Тем не менее одни из своих книг он предпочитал другим, и «Аббат», появившийся через полгода после «Монастыря» и привлекший внимание любителей местных достопримечательностей к замку Лох-Ливен, ему нравился. Этот роман выдвинулся в число лучших творений Скотта благодаря одному качеству, которого лишены большинство других его лучших книг, — великолепно обрисованным характерам героя и героини. Все главные герои Скотта немного напоминают их создателя: предусмотрительность и идеализм совмещены в них примерно в той же пропорции, как и в самом Скотте, и чаще всего именно это сковывает развитие характера. Однако в «Аббате» Роланд Грейм справляется с указанной пропорцией убедительнее других, а Кэтрин Ситон не только самая естественная из его героинь, но и самая яркая и привлекательная героиня во всей романтической прозе. Сюжет романа хорош, персонажи — живые люди, хотя ни один из них не входит в число лучших характеров Скотта, да и Мария, королева Шотландская, какой ее показал здесь автор, внушает сочувствие. Нарисовать же ее портрет Скотту было отнюдь не просто из-за двойственного отношения к оригиналу. Через восемь лет после опубликования «Аббата» Скотт писал: «Никак не придумаю, чью биографию мне было бы легко написать, не считая королевы Марии, но как раз о ней-то я ни в косм случае не буду писать, потому что мое мнение здесь решительно расходится с общепринятыми чувствами, да и моими собственными тоже».
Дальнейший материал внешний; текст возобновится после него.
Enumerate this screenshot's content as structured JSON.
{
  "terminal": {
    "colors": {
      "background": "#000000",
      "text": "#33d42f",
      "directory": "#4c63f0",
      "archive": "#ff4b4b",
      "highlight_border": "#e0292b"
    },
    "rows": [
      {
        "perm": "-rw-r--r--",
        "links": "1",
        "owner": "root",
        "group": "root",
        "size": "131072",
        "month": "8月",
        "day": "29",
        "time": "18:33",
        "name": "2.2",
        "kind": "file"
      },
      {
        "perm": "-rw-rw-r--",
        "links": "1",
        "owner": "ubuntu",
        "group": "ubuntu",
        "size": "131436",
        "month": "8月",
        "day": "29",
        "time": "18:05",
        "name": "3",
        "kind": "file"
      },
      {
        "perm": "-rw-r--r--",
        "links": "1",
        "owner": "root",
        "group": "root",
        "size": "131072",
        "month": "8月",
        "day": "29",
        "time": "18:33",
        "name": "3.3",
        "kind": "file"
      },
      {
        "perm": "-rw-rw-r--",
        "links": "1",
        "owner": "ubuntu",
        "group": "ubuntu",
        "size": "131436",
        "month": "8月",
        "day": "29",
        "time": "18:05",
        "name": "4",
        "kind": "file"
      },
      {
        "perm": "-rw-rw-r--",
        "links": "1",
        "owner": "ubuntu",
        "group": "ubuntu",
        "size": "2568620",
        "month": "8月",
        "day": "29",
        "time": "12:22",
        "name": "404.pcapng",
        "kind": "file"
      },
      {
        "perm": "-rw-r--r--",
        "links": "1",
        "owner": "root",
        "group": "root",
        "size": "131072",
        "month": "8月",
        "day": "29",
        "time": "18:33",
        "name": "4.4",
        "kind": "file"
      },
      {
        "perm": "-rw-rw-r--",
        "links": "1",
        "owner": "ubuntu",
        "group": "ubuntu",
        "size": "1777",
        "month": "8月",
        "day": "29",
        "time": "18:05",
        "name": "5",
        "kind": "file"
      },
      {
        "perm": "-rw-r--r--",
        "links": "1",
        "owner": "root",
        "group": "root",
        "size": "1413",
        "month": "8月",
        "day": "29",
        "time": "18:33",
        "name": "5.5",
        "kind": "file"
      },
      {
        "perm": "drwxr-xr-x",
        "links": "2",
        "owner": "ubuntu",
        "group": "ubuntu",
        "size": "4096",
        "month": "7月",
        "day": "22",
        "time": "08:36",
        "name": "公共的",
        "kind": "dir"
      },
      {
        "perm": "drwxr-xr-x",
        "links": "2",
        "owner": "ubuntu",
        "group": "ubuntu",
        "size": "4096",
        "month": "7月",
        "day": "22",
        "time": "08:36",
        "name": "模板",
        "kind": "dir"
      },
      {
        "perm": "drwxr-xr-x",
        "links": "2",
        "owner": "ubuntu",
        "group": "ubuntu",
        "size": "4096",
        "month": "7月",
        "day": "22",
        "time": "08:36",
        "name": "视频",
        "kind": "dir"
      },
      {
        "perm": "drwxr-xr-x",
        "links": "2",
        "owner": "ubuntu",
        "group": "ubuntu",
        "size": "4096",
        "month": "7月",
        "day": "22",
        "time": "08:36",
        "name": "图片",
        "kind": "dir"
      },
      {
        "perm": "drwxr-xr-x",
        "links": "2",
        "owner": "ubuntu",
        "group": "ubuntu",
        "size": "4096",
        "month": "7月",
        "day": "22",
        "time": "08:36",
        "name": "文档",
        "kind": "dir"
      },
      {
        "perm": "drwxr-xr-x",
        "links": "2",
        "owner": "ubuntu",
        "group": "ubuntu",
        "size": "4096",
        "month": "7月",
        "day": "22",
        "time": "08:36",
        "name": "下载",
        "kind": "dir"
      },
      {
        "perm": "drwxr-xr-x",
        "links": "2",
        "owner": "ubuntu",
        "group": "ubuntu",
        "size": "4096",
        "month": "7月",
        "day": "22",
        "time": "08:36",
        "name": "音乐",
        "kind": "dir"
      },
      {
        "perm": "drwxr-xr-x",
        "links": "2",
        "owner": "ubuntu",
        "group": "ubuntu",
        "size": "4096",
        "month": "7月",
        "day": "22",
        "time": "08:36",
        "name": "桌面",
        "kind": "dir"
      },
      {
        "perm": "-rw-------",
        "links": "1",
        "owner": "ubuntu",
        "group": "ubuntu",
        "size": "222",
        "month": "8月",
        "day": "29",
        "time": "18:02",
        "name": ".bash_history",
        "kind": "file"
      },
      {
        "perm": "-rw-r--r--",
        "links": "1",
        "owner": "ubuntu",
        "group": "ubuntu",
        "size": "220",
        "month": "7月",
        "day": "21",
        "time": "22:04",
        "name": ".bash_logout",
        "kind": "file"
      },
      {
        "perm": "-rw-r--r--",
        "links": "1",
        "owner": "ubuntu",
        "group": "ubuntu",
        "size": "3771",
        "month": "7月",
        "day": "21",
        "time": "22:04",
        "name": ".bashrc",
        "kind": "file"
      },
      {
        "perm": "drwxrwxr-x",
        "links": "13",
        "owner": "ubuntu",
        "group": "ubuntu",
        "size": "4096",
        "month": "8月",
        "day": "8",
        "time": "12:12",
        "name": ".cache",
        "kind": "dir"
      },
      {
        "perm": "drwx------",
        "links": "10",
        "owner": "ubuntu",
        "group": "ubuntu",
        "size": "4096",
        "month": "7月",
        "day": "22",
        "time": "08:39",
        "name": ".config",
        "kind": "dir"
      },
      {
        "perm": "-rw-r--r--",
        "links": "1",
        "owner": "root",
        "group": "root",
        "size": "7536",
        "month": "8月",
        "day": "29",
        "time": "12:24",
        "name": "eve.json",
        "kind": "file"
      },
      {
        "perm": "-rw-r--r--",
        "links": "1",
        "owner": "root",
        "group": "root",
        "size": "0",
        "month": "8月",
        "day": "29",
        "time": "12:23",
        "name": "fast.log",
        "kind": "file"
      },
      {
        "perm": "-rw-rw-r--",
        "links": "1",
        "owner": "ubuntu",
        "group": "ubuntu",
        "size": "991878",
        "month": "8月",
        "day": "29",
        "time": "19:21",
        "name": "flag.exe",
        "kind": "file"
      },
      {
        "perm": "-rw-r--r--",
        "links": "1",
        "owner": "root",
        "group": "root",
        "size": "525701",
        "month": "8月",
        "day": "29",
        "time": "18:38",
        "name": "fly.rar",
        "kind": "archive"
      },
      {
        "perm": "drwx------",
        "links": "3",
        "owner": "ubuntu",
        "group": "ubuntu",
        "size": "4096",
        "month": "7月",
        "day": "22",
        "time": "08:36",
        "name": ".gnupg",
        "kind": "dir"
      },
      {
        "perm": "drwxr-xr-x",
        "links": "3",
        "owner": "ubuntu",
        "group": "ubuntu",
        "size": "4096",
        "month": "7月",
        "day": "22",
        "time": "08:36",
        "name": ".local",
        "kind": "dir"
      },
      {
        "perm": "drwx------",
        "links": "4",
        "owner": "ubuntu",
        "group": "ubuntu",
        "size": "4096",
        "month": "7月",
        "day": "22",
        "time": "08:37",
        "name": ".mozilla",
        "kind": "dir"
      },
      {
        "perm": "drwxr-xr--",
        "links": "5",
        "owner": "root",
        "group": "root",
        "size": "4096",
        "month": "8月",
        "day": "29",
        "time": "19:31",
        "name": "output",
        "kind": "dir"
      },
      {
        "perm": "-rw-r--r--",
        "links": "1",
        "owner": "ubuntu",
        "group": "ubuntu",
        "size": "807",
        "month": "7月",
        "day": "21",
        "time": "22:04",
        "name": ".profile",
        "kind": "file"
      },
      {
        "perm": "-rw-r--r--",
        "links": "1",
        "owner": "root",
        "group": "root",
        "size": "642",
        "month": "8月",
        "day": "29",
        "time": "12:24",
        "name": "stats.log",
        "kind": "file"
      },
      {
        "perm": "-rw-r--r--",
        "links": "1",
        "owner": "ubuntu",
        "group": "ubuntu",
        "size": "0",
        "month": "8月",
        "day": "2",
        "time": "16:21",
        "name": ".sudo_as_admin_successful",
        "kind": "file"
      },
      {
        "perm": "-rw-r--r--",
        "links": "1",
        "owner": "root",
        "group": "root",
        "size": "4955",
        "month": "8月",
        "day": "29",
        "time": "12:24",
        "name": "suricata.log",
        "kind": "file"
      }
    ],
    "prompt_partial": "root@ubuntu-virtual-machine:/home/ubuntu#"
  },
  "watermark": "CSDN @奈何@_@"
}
К этому времени творческая плодовитость Скотта начала не на шутку беспокоить знатоков из тех, кто, не признавая никаких гениев, склонен давать изобилию великих творений весьма своеобразное объяснение, скажем, такое: пьесы Шекспира писал совсем не Шекспир, а Фрэнсис Бэкон или иной пэр из палаты лордов. Американцы подвели под романы «уэверлеевского» цикла теорию двойного авторства: мнимый автор в сотрудничестве с неизвестным сумасшедшим. Эта теория привела Скотта в восхищение: разумеется, «кто, кроме безумца, сумел бы напридумывать столько чепухи?» — и, понятно, никакому нормальному человеку не пришла бы в голову мысль подкупать кого-то, чтобы «не только не заявить права на собственные произведения, но отречься от них». Мария Эджуорт объявила, что любой цивилизованный суд оправдает Скотта по обвинению в авторстве и половины приписываемых ему книг, ибо рука человеческая не в состоянии написать всего этого за столь малое время, а разум не способен всего этого выдумать. И верно, гости, наезжавшие в Абботсфорд, полагали, что Скотт так или иначе посвящает им все свое время, с утра до вечера. Откуда им было знать, что до завтрака он успевал хорошо поработать не меньше трех часов, что перо его строчило без остановки, а рука, водившая этим пером, едва поспевала за бегом его мысли?
Глава 15
Отпрыски
Каждый должен иметь свои игрушки, чтобы было чем заняться, что лелеять и чем восхищаться; это могут быть книги, клюшки, монеты, машины и все, что угодно. Игрушки утоляют что-то в человеческой натуре, не дают предаваться тягостному самоанализу, уменьшают желание властвовать над другими или лезть в чужие дела, одним словом, помогают человеку стать цивилизованным существом. У Скотта было больше игрушек, чем у многих других, а потому и меньше поползновений заедать жизнь родным, друзьям и соседям.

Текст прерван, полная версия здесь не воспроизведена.